There is something wrong with this picture IMO. I don't think that the phone company should be able to bill you for anything that you don't actually dial up on their hardware. If it is a legitimate provider of some service they should bill you directly, not piggy-back on the phone company. What is to prevent any fly-by-night company from sending a bogus bill to the phone company to pass on to you? 

{On that note Njaco I had my own company "Scams-Я-Us" forward a charge for $500 to your phone company to put on your bill!}


----------



## Njaco (Jul 14, 2008)

Ok, guys it gets better. Just noticed a $500 bill under that "Other Provider" heading. Tracked to some transvestite sex toy shop in Canada.


----------



## timshatz (Jul 14, 2008)

I have something similar over here. 

Have a standing water pipe for this building. It is in case there is a fire, the Fire Company can access the water needed to fight the fire. The standpipe never pushes any water out of it. Just sits there waiting to be used.

The Water Company hits me with a $70 a month charge for the standpipe. Not a thing in the world I can do about it. The Pa Govt mandated the standpipe and then ok'd the water company hitting me with a $70 a month charge. 

Granted, we're a business and it's part of doing business. But I paid for the installation of the standpipe. The Water Company is just screwing us (with the help of the state assembly).


----------



## syscom3 (Jul 14, 2008)

$70 a month or for a year?

$70 a month for water seems quite excessive.


----------



## Soren (Jul 14, 2008)

Man how I'd love to just bust into one of those garages that these freaking lowlifes are hiding in! 

Njaco I'm looking forward to hearing about how you will deal with this, I hope you get those bastards behind bars!


----------



## Lucky13 (Jul 14, 2008)

Have them build something in Mojave Desert....as a chaingang..w*nkers!


----------



## Freebird (Jul 14, 2008)

timshatz said:


> I.
> 
> The Water Company hits me with a $70 a month charge for the standpipe.
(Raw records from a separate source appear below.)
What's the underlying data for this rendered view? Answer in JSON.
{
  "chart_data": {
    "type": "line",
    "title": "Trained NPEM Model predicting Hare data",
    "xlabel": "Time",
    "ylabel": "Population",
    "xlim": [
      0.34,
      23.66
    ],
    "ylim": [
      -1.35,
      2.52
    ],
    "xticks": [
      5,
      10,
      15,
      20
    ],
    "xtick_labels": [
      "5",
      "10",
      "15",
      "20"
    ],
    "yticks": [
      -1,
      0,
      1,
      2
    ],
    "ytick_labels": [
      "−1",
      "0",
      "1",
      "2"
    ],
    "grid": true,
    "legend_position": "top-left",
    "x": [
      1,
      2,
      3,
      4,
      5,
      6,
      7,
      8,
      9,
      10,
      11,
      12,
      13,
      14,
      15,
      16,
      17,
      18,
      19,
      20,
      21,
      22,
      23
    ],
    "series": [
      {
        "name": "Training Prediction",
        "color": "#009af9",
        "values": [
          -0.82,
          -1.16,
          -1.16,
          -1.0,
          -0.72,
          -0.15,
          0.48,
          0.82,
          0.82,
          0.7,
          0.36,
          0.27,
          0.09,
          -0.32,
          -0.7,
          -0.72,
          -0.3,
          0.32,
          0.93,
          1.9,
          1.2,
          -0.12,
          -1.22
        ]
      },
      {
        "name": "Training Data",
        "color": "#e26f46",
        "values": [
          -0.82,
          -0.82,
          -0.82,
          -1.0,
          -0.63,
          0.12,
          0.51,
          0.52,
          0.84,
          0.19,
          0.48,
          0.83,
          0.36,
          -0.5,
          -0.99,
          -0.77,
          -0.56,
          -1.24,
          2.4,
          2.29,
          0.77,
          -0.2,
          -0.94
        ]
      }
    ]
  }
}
To pay the roving inspectors to come around and check out your standpipe?




Njaco said:


> Ok, guys it gets better. Just noticed a $500 bill under that "Other Provider" heading. Tracked to some transvestite sex toy shop in Canada.




Enjoy your order!


----------



## Lucky13 (Jul 14, 2008)

Awfully nice of you to send Njaco an early birthday present FB...I'm sure that he'll enjoy it fully..!


----------



## syscom3 (Jul 14, 2008)

Lucky13 said:


> Have them build something in Mojave Desert....as a chaingang..w*nkers!



hey .... we have enough criminals here! Dont be adding to our prison population!


----------



## Lucky13 (Jul 14, 2008)

syscom3 said:


> hey .... we have enough criminals here! Dont be adding to our prison population!
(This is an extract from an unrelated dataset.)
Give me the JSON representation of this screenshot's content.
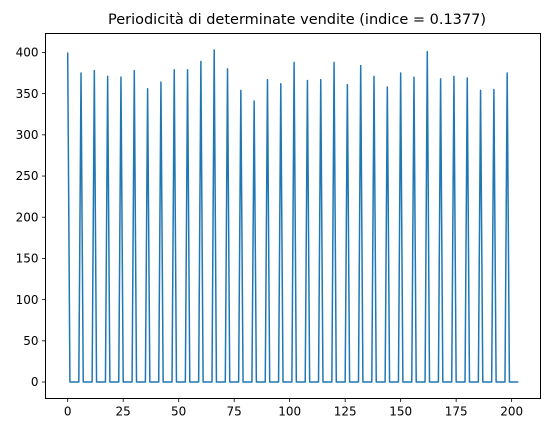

But.....but...but..! How about using them for target practice with a .50 then?


----------



## Henk (Jul 15, 2008)

Talking about taking action. A guy here in SA was asking for his ID document for years and never got a answer so he held them at gun point with a toy gun and they gave his ID document to him very quick, but they arrested the poor guy and the public saw him as a hero.

No one is safe anymore.

The company that do our phone line and broadband billed us for 5 months for a service we did not use, so me and mom went to sort out her bill and a bid of harsh words and some proof and we got it all sorted out. F*ckers, they hate me and I hate them to.


----------



## Njaco (Jul 16, 2008)

Ok, things may be good.

Because of the heavy workload I wasn't able to follow up but my pre-wife did! And if there is anything that she is rabid about is tracking money! She called the original company - whose only service is as a subscriber to a ISP. ? - and was told we had "signed" up for the service in early April. She strongly told them that we had done no such thing and wanted it removed. The call-taker was going to credit $50 on the bill but that didn't jive because the bill was around $63. She was told that was for taxes. And she replied taxes for something that wasn't real? In the end, the total was credited and she let him know that she knew about the company from the numerous complaints posted on the net. He said if there was any further problems, to contact him.

I'm holding my breath.

frickin' scammers are everywhere. Its amazing!


----------



## Wayne Little (Jul 16, 2008)

Pr*cks!!


----------



## Lucky13 (Jul 16, 2008)

Time for one of those brown ticking parcels?


----------



## wilbur1 (Jul 16, 2008)

Shoot the commie bastards


----------



## Henk (Jul 17, 2008)

Got to work yesterday and the boss showed me that we have been paying a game reserve in a other province phone bill. We saw this last month and now again with the last phone bill we got and it has been going on for a while now ans we did complain.

Hate the filth on this earth.


----------



## Njaco (Jul 17, 2008)

I'm with you there Henk.


----------